Protecting older people in residential care homes during the pandemic

Health Innovation Manchester (HInM) is working with health and social care practitioners across the Greater Manchester region to protect older people in residential care with the use of digital technology.

Taking additional measures to protect older people’s health and wellbeing

Before the pandemic hit, Health Innovation Manchester had started to roll out the Safe Steps app to prevent falls among care home residents.

Once the severity of the pandemic was realised, Safe Steps was changed to become a digital tool with which to track care home residents’ COVID symptoms. The tool is now the Digital Care Homes C19 tracker and the NIHR Applied Research for Collaboration for Greater Manchester (ARC-GM) is evaluating the impact of its use in the region. The NIHR ARC-GM is based in HInM and led by University of Manchester academics. The tracker is currently being used by more than 70 nursing and residential homes in Greater Manchester, with more coming on board every day.

“As well as tracking COVID symptoms, the tracker helps staff record other important information including ‘soft signs’ of health deterioration in residents” says Professor Dame Nicky Cullum, ARC-GM Director and Theme Lead for Organising Care and Professor of Nursing at The University of Manchester. “The soft signs include things like changing levels of confusion and other information collected includes whether residents have end of life care plans in place.”

Introducing the Digital Care Homes C19 tracker across Greater Manchester

Care home tracker on iPad

The Digital Care Homes C19 tracker also provides vital information to the borough where the resident lives. So far, it is being introduced in Manchester, Salford, Stockport and Tameside & Glossop, helping clinical leads in those areas to identify COVID-19 hotspots and where there are clusters of care home residents showing signs of coronavirus. 

The tracker also provides information about the availability of personal protective equipment (PPE) and local staffing levels to provide an overarching view of what is happening at borough level and enable rapid response to shortages. 

“The project has been one way of finding out how ‘digitally enabled’ care homes are and Health Innovation Manchester had to ensure hardware was available and that homes were online, ahead of training care home staff to use the tracker,” says Professor Cullum. 

Collective quantitative data

The evaluation uses mixed methods, that is a combination of quantitative data from the tracker, and qualitative data collected via interviews with users of the tool in care homes and primary care and with the clinical leads in the boroughs. Interviewees are being asked for their views and experiences of using the COVID tracker and how they feel it has impacted on their decision making.
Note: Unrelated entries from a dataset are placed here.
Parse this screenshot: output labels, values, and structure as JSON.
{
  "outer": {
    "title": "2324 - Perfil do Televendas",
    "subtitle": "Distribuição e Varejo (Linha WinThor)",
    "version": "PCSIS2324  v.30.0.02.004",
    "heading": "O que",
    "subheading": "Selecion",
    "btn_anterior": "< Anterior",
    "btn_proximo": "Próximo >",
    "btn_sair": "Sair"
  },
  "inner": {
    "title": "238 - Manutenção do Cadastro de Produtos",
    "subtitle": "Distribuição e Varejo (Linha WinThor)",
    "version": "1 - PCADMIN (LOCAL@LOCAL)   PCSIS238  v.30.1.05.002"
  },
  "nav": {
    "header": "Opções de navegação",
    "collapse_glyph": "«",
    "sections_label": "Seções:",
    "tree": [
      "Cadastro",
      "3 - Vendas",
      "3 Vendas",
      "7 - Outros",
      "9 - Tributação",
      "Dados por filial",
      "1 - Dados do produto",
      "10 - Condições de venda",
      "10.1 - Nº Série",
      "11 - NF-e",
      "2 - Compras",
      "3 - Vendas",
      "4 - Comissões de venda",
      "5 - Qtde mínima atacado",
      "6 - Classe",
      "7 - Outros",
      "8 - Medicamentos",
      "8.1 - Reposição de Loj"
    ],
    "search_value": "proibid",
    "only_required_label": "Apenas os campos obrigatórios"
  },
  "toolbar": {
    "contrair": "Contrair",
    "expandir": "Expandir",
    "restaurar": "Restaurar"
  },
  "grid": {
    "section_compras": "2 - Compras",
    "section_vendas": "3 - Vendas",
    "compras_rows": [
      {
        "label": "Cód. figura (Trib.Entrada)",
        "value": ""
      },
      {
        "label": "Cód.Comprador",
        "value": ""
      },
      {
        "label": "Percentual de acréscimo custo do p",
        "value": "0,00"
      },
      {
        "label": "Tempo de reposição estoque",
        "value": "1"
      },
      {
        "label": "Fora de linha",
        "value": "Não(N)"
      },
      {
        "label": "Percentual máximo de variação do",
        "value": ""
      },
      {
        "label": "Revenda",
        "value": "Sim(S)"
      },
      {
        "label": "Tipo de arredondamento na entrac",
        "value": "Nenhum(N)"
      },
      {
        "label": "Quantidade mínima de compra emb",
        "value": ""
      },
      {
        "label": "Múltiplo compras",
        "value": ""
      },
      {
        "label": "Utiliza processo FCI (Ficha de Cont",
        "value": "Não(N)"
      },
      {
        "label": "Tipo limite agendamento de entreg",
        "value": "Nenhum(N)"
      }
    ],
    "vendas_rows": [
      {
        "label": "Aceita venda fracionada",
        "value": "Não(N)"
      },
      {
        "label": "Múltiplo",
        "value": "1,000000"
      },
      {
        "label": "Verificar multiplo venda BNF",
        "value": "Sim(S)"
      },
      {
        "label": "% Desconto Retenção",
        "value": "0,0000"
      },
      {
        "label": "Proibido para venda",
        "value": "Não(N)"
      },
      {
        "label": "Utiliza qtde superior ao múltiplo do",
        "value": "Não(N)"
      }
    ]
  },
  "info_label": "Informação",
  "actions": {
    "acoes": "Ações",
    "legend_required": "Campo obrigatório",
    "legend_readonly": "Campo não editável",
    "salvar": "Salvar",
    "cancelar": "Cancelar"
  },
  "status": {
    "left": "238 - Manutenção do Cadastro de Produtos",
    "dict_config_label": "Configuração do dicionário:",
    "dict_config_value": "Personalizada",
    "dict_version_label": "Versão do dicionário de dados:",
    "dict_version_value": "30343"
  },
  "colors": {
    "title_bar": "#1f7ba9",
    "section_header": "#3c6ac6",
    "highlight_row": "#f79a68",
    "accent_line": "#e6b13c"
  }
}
“We are regularly feeding back our findings to Health Innovation Manchester so that hopefully they can learn how to increase the likelihood that the tracker is taken up and used effectively when it is deployed in future boroughs” Professor Cullum says.

“We are also building a platform for future care home research with colleagues from the University of Salford and Manchester Metropolitan University, and have established the Greater Manchester Care Homes Research Group as a new forum to stimulate collaboration.”

The NIHR (ARC-GM) is a five-year health and social care research programme which launched in autumn 2019. The programme’s main focus is on the Greater Manchester population and local NHS and health and social care needs and is based around five key themes: mental health; healthy ageing, digital health; organising care; and economic sustainability of the health and care system.